岡山県奈義町に約500話以上残る「なぎの民話」。その民話ひとつひとつに、オリジナルの絵付けをする花房徳夫さんに、絵付けをする思いを聞きました。
見えていないものを形にする
花房徳夫さんは、2019年から「なぎの民話」の絵付けに取り組んできました。これまでの3年間で、約260話の民話に絵をつけてきました。
「本の民話の中には、話が重複しているものがあったり、事実と異なる表記をされたりしている部分もあるんです。そんなときは、自分の体験や子どもの頃の地理の記憶をたよりに、少しアレンジして絵付けをしています」
机の上には、小さな筆、数色の絵の具と紙、そして「なぎの民話」。民話の題名を読み、内容に目を通して、興味をもったものから順番に描き進めていきます。鉛筆での簡単な下書きに、最小限の絵の具で色付けをし、2時間ほどで計4枚の紙芝居を仕上げました。今まで、約260話に絵をつけるのに、3000枚以上の作品を描いてきたそうです。
奈義町で生まれ育った花房さんは、47年間、5校の中学校で美術教師として教壇に立ってきました。
「芸術は言語化しにくいもの」
目に見えていないものや考え、発想を目に見える形にすることで、言葉で表現できないものを感じとってほしいというのが、教師時代からの花房さんの思いです。
50年前の先人の思いをつなぐ
花房さんが、民話に絵をつけるきっかけとなったのは、家庭の本棚にあった「一九七一 なぎの昔話」。今から50年前、高村継夫さんという医者が、仕事の合間に百姓に話を聞き、書き取り、げら刷りし、地域の昔話を一冊にまとめたものです。

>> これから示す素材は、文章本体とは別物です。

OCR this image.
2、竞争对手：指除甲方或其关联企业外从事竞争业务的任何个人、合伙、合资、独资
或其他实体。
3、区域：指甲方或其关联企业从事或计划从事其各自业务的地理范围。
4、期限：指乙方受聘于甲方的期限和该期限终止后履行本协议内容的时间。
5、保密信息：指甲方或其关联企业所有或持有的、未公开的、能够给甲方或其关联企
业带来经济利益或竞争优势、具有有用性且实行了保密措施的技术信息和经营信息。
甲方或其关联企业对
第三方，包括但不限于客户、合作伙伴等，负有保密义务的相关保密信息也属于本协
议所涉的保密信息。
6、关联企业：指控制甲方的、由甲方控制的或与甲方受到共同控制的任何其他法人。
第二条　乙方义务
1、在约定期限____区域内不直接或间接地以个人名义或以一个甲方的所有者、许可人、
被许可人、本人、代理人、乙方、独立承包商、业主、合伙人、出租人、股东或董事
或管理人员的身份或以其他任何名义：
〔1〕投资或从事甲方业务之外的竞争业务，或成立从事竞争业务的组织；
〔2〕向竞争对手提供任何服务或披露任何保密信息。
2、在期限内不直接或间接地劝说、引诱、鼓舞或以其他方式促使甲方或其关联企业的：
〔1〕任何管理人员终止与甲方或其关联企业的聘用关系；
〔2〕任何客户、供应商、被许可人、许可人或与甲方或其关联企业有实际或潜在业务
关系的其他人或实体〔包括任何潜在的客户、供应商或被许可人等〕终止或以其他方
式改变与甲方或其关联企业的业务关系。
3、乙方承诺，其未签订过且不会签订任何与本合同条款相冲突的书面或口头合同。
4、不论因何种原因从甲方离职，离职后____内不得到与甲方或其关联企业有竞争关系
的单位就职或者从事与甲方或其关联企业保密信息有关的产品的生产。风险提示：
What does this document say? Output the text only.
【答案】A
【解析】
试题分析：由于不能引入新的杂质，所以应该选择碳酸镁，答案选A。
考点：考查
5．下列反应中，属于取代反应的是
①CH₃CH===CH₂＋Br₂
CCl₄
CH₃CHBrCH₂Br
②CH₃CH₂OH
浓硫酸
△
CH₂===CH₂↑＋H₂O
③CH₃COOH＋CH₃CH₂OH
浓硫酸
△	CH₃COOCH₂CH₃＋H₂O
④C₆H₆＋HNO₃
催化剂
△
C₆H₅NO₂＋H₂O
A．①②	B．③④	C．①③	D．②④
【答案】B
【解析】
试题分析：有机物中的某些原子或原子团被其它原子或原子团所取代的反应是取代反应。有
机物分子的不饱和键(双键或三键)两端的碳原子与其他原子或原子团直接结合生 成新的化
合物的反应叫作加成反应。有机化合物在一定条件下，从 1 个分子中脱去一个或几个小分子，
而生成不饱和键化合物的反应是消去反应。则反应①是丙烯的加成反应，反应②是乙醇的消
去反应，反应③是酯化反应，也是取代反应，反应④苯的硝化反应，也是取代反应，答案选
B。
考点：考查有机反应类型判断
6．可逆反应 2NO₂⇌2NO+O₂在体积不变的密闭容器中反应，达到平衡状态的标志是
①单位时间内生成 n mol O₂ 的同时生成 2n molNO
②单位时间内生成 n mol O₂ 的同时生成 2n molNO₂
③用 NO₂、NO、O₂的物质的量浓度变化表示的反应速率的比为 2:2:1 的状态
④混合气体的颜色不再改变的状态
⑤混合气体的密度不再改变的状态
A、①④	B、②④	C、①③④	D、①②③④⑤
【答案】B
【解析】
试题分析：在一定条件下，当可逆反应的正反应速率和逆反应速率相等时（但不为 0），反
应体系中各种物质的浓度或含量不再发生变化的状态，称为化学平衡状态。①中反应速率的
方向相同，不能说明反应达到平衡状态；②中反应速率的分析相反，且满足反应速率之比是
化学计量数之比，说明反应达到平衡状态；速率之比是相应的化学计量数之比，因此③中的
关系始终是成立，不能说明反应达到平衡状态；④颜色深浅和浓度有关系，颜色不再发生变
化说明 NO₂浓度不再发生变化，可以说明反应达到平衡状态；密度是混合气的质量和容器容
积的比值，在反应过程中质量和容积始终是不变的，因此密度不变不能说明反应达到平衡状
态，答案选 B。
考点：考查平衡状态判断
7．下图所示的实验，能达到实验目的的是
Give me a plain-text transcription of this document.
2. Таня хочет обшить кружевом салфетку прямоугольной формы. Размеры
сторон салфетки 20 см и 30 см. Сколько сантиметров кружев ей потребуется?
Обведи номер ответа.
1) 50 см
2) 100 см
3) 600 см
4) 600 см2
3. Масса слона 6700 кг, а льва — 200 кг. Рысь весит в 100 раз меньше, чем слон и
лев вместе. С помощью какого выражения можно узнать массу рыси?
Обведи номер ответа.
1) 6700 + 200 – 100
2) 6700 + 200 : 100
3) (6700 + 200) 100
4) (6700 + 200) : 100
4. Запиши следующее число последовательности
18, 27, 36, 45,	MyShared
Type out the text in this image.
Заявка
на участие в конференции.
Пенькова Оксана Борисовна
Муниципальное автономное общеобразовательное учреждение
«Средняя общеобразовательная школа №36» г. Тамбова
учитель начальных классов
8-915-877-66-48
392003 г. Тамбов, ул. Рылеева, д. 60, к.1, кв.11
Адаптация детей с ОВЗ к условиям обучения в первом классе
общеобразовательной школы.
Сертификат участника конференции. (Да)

「僕が子どもの頃、高村先生が昔話の取材に来たのを覚えています。みんなが田畑で百姓をしている時、テープレコーダーで昔話を収集している人を見て、あの人何してるんだと、子どもながらに思いました」
高村さんは、10年以上かけて自身で聞き集めた昔話を1971年に自費出版。その後、取材した家庭に配布されていたのが「一九七一 なぎの昔話」です。
「本には、地域の昔話を残さなければという高村さんの思いがつづられていました。50年前にそれを思った人がいる。民話を語った人の話自体は、目に見えるものでも、形に残るものでもありません。でも、高村さんはそれをテープレコーダーで録音し、文字におこし、本にすることで形に残した。他の人は価値がないと思ったものを具体的な形に残したことが、今につながっています。消えつつある民話をとにかく残そうという思いがあったんじゃないのかなと思うんです。高村さんが目に見えないものを形にするということをしていなかったら、地域の民話は消えてなくなっていたかもしれません」
「本に書かれた高村さんの思いを読んだ時、本当に大切なものが何なのかを分かっていて、文化的で豊かだと思いました。高村さんが昔話を本にした50年後である今、自分に何かできないかと思った時、自分ができることは、好きな絵で伝えていくことだなと。上手に描くとかじゃなくて、今あるなぎの民話すべてに絵をつけたら異常でしょ(笑)。そしてまたいつか、僕の絵をみて、何かインスピレーションを感じる人がいるかもしれない。そういう積み重ねが文化だと思うんです」
絵を通じて、語り継ぐ
「もし今、高村さんが生きとって、民話に絵をつけましたよって言ったら、「なんちゅこっちゃ」と言われるんじゃないかな。民話を語り継いでいこうとする人は、これからの時代少ないかもしれないけど、絵をつけることで何かが変わるかもしれない。民話もそうだけど、町の風景や文化なども、絵で残していけたらという思いがあります。覚えている世代が次の世代に、自分が覚えているものを形として残すことに意味があるんじゃないかなと」
高村さんが自費出版した「一九七一なぎの昔話」の冒頭には、ひらがなでこうつづられています。
「かつて あかあかとかがやき ひとびとのともしびだった むかしばなし。そのともしびが ほそくうすれてきていた。らんぷのねじをまわし、ほやのすすをふきつつ、このかすかなひを けしてはならないと、ここにあつめたもの90。ききもとめた10ねんのひびを、ときにおろかなことともおもったが、だれかがそれを むだではないといってくれることも あろうかと」
なぎの民話をもとに描き進められている絵付けも残り半分。500話以上あるなぎの民話すべての絵を描き切ることが今の目標だと、花房さんは話します。
約50年前に、民話を本にまとめることで、民話を残していこうと思った人がいる。その約50年後に、絵を通じて、民話を残していこうと思った人がいる。高村さんの思いが花房さんへ引き継がれ、絵を見たり、思いを知ったりすることで、目には見えない文化の継承につながっていくのかもしれません。